Because the connectivity of a domain changes when an NCP is deactivated, you should be aware of the possibility of creating a discontiguous domain. In Figure 1, for example, if HOST1 had activated NCP3 and NCP1 and NCP2, and if HOST1 then deactivated NCP2, NCP3 would be in an isolated part of HOST1 domain. That is, HOST1, NCP1, and NCP3 would all be part of the domain, but the only access to NCP3 from HOST1 would be through NCP2, which would not be in the domain. Continued session traffic might not be possible to resources in or beyond NCP3, depending on whether the deactivation of NCP2 caused deactivation of the cross-subarea links connected to NCP2.

Discontiguous domains should be avoided. As shown in Figure 1, because HOST1 does not own the route to NCP3, the HOST1 operator does not get notification of failures of links and link stations in NCP2. However, the HOST1 operator always gets notification of explicit route failures.

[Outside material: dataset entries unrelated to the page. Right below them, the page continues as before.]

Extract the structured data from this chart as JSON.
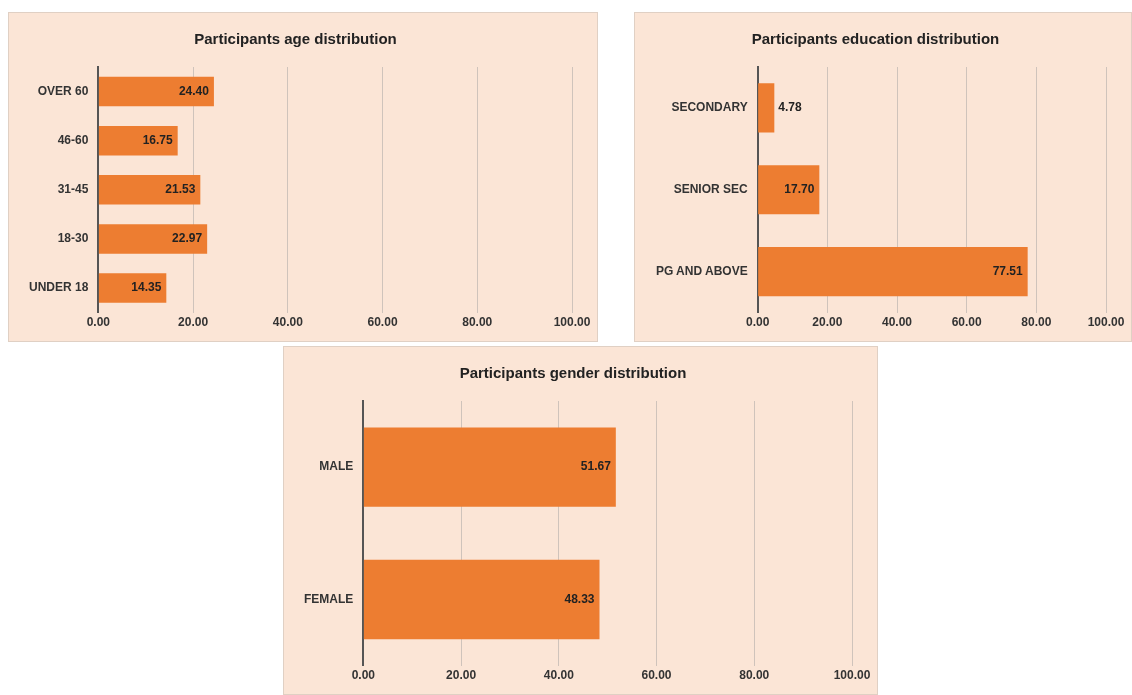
{
  "chart_data": [
    {
      "type": "bar",
      "orientation": "horizontal",
      "title": "Participants age distribution",
      "categories": [
        "OVER 60",
        "46-60",
        "31-45",
        "18-30",
        "UNDER 18"
      ],
      "values": [
        24.4,
        16.75,
        21.53,
        22.97,
        14.35
      ],
      "value_labels": [
        "24.40",
        "16.75",
        "21.53",
        "22.97",
        "14.35"
      ],
      "color": "#ed7d31",
      "xlim": [
        0,
        100
      ],
      "xticks": [
        {
          "value": 0,
          "label": "0.00"
        },
        {
          "value": 20,
          "label": "20.00"
        },
        {
          "value": 40,
          "label": "40.00"
        },
        {
          "value": 60,
          "label": "60.00"
        },
        {
          "value": 80,
          "label": "80.00"
        },
        {
          "value": 100,
          "label": "100.00"
        }
      ],
      "grid": "x"
    },
    {
      "type": "bar",
      "orientation": "horizontal",
      "title": "Participants education distribution",
      "categories": [
        "SECONDARY",
        "SENIOR SEC",
        "PG AND ABOVE"
      ],
      "values": [
        4.78,
        17.7,
        77.51
      ],
      "value_labels": [
        "4.78",
        "17.70",
        "77.51"
      ],
      "color": "#ed7d31",
      "xlim": [
        0,
        100
      ],
      "xticks": [
        {
          "value": 0,
          "label": "0.00"
        },
        {
          "value": 20,
          "label": "20.00"
        },
        {
          "value": 40,
          "label": "40.00"
        },
        {
          "value": 60,
          "label": "60.00"
        },
        {
          "value": 80,
          "label": "80.00"
        },
        {
          "value": 100,
          "label": "100.00"
        }
      ],
      "grid": "x"
    },
    {
      "type": "bar",
      "orientation": "horizontal",
      "title": "Participants gender distribution",
      "categories": [
        "MALE",
        "FEMALE"
      ],
      "values": [
        51.67,
        48.33
      ],
      "value_labels": [
        "51.67",
        "48.33"
      ],
      "color": "#ed7d31",
      "xlim": [
        0,
        100
      ],
      "xticks": [
        {
          "value": 0,
          "label": "0.00"
        },
        {
          "value": 20,
          "label": "20.00"
        },
        {
          "value": 40,
          "label": "40.00"
        },
        {
          "value": 60,
          "label": "60.00"
        },
        {
          "value": 80,
          "label": "80.00"
        },
        {
          "value": 100,
          "label": "100.00"
        }
      ],
      "grid": "x"
    }
  ]
}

In addition, the ability for VTAM® to recover link station failures in NCP2 is lost. Finally, if NCP3 fails, the HOST1 operator does not have the capability of reloading that communication controller.

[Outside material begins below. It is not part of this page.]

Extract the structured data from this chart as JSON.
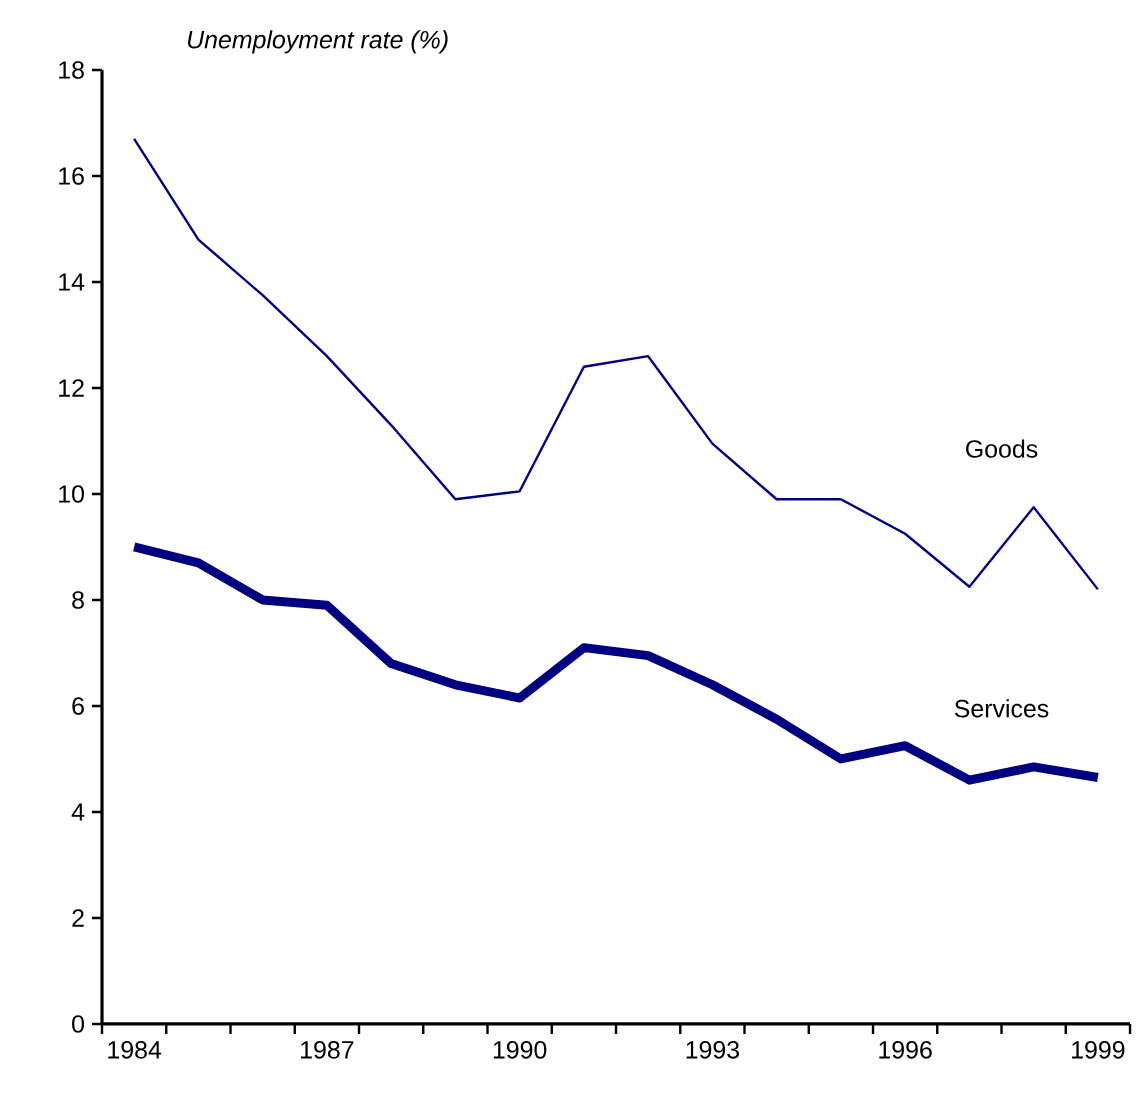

To avoid a discontiguous domain, always first deactivate those NCPs that are farthest away from the host, working inward toward the host. In this example, HOST1 should deactivate NCP3 first, NCP2 second, and NCP1 last. NCPs need not be deactivated before halting VTAM to ensure that the proper order of deactivation is followed. VTAM follows special procedures during its halt processing to simultaneously deactivate all NCPs that are still active in the domain (see Halting VTAM).

If a discontiguous domain exists, all cross-subarea links connected to an isolated NCP are cross-domain links.